The filmmaker describes how he refused to make “dollars” in the conventional sense. The story in question involves a woman having an adulterous affair with a Black Army deserter. This is one of several subplots that could be “reimagined” for modern sensibilities.

“I thought I would anchor the issues of race and women’s rights in a man’s world during that time and not do the 2022 debate. I wanted an 1897 debate,” Hill said. “I think it’s only fair to the audience and the characters.”

Hill also weighed in on his last directorial effort, “The Assignment.”

The film followed a hit man who is transformed into a woman by a vengeful surgeon.

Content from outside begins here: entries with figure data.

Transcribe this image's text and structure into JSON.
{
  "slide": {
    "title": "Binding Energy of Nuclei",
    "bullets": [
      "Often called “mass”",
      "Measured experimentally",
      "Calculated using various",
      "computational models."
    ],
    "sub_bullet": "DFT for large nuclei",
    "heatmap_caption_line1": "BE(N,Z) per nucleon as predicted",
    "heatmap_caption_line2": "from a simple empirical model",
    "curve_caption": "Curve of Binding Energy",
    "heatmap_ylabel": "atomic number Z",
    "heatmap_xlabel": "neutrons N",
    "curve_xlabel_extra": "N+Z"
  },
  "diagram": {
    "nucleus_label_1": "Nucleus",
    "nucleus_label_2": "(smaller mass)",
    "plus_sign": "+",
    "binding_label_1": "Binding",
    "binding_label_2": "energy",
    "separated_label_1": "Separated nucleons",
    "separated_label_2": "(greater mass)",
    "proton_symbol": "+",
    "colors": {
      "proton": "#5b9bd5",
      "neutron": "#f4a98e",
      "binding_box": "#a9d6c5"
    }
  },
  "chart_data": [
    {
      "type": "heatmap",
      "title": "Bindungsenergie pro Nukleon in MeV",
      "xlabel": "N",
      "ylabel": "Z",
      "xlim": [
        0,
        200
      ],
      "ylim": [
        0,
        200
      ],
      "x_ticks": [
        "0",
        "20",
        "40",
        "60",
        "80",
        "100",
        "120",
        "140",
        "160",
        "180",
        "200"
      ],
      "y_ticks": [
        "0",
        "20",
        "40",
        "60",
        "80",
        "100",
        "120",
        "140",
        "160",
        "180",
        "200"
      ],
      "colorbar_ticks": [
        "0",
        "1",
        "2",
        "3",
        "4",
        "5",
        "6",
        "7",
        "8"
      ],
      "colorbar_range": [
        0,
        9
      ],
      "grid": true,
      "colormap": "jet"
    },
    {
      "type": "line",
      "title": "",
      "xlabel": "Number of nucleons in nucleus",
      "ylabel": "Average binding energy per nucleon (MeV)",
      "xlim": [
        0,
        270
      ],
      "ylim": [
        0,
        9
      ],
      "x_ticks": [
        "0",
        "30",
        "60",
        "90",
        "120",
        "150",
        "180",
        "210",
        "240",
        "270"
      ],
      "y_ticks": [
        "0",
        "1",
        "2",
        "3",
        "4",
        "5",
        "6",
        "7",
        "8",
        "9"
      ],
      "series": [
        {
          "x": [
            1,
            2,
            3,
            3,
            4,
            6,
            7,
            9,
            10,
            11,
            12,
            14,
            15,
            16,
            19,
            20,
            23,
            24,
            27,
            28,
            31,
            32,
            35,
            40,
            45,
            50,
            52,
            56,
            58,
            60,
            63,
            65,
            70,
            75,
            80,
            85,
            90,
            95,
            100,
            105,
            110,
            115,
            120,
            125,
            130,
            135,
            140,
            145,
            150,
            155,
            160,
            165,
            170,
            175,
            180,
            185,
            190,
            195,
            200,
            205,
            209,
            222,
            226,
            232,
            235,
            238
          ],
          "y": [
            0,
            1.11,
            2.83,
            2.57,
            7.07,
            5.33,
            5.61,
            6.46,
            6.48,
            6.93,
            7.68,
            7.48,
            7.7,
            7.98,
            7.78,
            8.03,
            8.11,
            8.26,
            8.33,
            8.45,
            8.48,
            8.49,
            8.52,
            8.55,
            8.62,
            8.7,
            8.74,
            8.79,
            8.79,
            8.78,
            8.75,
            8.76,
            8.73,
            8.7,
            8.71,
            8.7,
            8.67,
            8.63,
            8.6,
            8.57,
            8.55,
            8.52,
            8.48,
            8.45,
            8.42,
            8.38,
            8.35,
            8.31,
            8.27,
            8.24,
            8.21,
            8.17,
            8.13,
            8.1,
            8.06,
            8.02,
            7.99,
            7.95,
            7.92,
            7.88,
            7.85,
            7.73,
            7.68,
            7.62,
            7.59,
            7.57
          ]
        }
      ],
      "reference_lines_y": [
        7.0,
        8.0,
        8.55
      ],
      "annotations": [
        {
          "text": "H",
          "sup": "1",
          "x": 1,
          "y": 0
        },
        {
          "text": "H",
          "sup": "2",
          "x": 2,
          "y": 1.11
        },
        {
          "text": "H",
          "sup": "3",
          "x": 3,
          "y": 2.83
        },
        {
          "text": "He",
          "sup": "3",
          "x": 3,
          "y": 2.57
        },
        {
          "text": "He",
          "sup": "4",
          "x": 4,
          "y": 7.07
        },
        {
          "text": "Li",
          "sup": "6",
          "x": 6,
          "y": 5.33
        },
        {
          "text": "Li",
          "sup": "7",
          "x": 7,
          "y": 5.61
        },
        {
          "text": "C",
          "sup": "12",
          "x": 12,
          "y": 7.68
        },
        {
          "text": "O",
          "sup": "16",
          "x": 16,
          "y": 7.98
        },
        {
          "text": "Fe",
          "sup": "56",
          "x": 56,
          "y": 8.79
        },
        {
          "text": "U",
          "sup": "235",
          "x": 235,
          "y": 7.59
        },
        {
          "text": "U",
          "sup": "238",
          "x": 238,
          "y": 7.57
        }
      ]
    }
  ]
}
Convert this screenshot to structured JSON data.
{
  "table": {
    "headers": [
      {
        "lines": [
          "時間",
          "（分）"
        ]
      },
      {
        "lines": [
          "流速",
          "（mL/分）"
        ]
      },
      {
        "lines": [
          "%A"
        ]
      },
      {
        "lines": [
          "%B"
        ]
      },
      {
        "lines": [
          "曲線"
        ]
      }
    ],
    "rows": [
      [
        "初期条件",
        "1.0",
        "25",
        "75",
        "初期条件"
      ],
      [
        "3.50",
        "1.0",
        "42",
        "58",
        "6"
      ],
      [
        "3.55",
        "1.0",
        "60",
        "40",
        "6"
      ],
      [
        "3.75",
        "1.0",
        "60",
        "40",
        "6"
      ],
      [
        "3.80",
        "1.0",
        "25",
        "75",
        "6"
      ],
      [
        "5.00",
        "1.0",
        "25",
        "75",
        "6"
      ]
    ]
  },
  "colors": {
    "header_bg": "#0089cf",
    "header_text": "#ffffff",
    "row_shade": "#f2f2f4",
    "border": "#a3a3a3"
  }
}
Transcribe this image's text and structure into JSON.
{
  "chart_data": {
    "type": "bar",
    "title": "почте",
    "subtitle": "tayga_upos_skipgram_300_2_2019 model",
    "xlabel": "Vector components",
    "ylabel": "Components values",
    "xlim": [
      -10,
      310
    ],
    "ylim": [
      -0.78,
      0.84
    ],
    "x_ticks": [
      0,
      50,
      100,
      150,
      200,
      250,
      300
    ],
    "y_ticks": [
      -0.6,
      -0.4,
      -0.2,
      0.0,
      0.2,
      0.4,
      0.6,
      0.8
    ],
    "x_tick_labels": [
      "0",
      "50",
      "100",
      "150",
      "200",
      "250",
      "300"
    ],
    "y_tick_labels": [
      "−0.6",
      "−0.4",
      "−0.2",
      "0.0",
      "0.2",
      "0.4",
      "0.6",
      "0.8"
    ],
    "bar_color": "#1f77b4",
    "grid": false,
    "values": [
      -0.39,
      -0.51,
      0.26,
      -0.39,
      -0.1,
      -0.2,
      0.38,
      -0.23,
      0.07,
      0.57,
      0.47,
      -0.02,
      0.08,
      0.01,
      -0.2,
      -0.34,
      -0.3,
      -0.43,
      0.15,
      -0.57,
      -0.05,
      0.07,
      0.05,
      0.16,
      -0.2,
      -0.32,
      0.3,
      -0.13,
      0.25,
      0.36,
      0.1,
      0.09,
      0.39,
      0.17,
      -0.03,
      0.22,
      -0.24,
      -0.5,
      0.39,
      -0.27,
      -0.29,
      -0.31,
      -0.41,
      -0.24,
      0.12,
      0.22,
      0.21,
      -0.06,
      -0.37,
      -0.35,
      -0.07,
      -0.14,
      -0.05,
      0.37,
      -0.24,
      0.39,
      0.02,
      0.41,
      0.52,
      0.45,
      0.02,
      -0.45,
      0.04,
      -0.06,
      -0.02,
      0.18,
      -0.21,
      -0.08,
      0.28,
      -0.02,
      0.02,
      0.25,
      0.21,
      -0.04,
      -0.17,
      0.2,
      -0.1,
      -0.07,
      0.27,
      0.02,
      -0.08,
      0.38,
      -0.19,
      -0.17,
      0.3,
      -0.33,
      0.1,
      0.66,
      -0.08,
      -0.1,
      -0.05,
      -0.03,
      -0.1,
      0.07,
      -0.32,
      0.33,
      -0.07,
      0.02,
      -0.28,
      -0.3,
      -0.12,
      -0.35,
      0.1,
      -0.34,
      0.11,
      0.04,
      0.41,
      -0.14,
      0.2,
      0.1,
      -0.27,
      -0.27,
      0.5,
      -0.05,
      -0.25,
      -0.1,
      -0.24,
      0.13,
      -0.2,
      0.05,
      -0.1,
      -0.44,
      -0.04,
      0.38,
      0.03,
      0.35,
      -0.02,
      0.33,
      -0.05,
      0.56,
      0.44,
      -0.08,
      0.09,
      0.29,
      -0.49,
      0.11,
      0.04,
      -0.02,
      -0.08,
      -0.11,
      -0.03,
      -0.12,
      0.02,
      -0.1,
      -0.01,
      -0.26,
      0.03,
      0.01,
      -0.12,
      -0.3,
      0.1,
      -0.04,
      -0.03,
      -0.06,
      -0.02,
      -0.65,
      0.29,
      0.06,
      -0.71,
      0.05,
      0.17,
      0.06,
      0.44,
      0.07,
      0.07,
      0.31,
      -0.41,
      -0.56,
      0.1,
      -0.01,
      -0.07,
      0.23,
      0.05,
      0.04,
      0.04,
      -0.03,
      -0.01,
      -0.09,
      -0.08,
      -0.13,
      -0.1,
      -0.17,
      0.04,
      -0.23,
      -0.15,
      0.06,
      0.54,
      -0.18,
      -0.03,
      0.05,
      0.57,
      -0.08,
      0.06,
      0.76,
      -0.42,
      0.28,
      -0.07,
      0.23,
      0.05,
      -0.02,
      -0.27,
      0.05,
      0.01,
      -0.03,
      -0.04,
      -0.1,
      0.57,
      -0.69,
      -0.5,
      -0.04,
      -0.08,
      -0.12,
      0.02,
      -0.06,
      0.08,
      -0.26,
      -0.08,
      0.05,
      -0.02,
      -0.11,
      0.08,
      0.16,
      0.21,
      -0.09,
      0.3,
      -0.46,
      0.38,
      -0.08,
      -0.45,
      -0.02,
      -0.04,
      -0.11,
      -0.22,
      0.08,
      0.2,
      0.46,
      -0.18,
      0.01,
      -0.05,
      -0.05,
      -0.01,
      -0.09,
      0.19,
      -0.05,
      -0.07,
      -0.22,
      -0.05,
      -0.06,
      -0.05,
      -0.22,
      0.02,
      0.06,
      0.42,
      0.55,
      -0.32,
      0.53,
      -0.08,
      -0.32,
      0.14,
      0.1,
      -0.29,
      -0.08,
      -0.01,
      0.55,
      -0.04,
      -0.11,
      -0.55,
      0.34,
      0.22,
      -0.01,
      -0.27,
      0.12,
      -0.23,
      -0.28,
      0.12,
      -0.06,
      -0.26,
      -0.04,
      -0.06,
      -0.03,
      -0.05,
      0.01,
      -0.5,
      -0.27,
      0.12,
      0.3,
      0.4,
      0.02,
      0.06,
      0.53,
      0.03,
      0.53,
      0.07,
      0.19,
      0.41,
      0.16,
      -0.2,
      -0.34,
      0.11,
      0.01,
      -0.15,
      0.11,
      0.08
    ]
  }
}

Critics panned the film, suggesting that he mishandled the story’s trance themes.

What was unfortunate is that there is nothing in the movie that violates trance theory and it reinforces trance theory. In other words, you are what you are inside your head. But I didn’t quite realize that it was too early to tackle trans stories in a comic-book style film. We are still at the stage where it is felt that this must be considered holy ground. I miscalculated. The wake environment is still very broad.

The moviemaker wraps up the conversation, but Hill refuses to let it end without this chilling note of current cultural trends.

But look, you’re giving me an opportunity to say this: This woke environment, the politically correct environment, is a terrible thing. And it hurts. It is the death of art and the death of creativity. There is no question that there was injustice in the past. No one is arguing this point. But how you cure it is how you behave in the future.

Hill is part of Hollywood’s old guard. Others of his age, including John Cleese and Terry Gilliam, defied cultural trends in the arts.

Hollywood’s younger generation, even established movie stars, either ignore the issue or support the fledgling revolution.